Il potere degli amici d'infanzia per i bambini e gli adulti che diventeranno. Chi ha buoni amici è più socievole, gestisce meglio lo stress ed è meno vittima di bullismo

Un buon amico è per tutta la vita. Un legame con il passato, una strada per il futuro, la chiave per la salute mentale in un mondo pieno di matti
(Lois Wyse)

I migliori amici sono i fratelli e le sorelle del cuore che ci siamo scelti.

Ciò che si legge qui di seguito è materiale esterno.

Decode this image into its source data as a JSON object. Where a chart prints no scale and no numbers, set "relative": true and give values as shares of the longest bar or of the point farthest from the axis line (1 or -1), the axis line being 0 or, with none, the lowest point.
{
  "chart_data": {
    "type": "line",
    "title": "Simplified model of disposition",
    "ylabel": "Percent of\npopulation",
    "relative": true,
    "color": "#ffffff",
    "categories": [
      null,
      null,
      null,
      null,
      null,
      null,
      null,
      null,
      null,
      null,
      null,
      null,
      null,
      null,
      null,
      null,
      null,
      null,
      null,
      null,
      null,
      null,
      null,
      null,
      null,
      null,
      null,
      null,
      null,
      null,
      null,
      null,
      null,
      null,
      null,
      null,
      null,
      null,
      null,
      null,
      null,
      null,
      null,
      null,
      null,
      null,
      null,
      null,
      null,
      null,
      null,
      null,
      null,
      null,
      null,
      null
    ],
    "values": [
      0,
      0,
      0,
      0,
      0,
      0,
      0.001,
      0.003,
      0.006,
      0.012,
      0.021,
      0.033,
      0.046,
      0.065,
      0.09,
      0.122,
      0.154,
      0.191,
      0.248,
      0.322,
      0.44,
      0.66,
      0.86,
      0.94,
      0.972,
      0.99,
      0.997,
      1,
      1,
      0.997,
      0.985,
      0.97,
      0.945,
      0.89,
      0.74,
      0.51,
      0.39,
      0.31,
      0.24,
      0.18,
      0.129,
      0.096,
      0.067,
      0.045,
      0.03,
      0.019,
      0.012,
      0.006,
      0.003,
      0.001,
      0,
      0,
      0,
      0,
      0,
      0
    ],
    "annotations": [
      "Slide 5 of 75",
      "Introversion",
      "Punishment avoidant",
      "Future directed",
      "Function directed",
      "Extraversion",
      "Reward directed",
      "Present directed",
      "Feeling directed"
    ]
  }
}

E gli amici della nostra infanzia non sono solo i migliori che possiamo avere – se siamo riusciti a non perderli durante il nostro cammino– perché ci conoscono meglio di chiunque altro, ma sono quelli che hanno avuto un ruolo importantissimo nel nostro sviluppo psichico e sociale

Gli adulti di oggi dipendono dalla famiglia in cui sono cresciuti, dall’educazione ricevuta e anche dagli amici che hanno incontrato durante i primi anni di vita.

A sottolineare il potere degli amici d’infanzia per i bambini, ma anche per gli adulti che diventeranno, è un articolo sul Washington Post che cita, fra gli altri, gli studi di Paul Schwartz, docente di psicologia ed esperto del comportamento.

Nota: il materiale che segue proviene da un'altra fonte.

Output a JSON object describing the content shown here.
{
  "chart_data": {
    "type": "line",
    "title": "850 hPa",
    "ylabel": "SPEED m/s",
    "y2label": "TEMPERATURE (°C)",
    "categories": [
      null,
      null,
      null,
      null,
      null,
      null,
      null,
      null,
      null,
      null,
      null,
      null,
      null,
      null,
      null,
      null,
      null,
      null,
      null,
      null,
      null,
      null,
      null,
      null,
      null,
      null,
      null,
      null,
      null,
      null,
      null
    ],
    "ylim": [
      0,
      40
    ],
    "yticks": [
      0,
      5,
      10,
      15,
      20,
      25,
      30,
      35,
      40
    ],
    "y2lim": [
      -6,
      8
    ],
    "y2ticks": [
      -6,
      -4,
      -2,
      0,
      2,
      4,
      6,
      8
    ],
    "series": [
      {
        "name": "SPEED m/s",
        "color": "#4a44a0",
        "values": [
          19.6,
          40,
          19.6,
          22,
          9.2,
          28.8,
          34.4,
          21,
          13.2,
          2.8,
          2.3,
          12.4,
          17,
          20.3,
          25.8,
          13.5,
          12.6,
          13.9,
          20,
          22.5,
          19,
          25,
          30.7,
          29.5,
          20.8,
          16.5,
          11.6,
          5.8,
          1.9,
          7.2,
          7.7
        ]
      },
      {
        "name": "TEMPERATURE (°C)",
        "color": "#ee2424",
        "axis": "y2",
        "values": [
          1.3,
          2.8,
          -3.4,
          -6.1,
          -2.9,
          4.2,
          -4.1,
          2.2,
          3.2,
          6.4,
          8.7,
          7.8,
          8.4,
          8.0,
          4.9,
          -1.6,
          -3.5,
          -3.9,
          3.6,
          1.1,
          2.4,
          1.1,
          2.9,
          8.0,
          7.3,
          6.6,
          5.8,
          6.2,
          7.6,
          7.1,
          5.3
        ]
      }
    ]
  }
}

L’amicizia contribuisce in modo significativo allo sviluppo delle abilità sociali, come ad esempio il fatto di essere sensibile al punto di vista altrui. Permette anche di imparare le regole della conversazione e porta ad avere comportamenti appropriati per l’età.

Inoltre gli amici hanno una potente influenza sulle performance scolastiche di un bambino e possono anche incoraggiare, o al contrario scoraggiare, comportamenti negativi.

Rispetto ai bambini che non hanno amici, quelli con “buoni amici” hanno un’autostima più alta, sono più socievoli e possono gestire meglio stress e fasi di transizione. Ma sono anche meno bullizzati dai coetanei.

Un’importanza che in molte scuole americane, per esempio, è tenuta in conto, specie alla materna, quando – come ricordano gli insegnanti – si cominciano a creare i primi legami. Fioriscono programmi per favorire incontri e amicizie, formule per aiutare i bimbi a relazionarsi con i coetanei e per farli sentire meno sperduti nel percorso scolastico.

Inoltre anche l’esempio dei genitori può avere un ruolo: vederli coltivare le loro amicizie è importante per i bambini, come pure lo è aiutare i piccoli a curare un aspetto che loro stessi vivono come una mancanza quando hanno a che fare con gli amichetti. E se mamme e papà sono invitati a favorire le amicizie, anche se questo comporta del tempo da trascorrere insieme dopo la scuola, devono sapere che non tutti siamo uguali. Alcuni bimbi saranno circondati da molti amici, ad altri basterà quello del cuore per essere felici. È importante sostenere i piccoli, rispettando la loro personalità.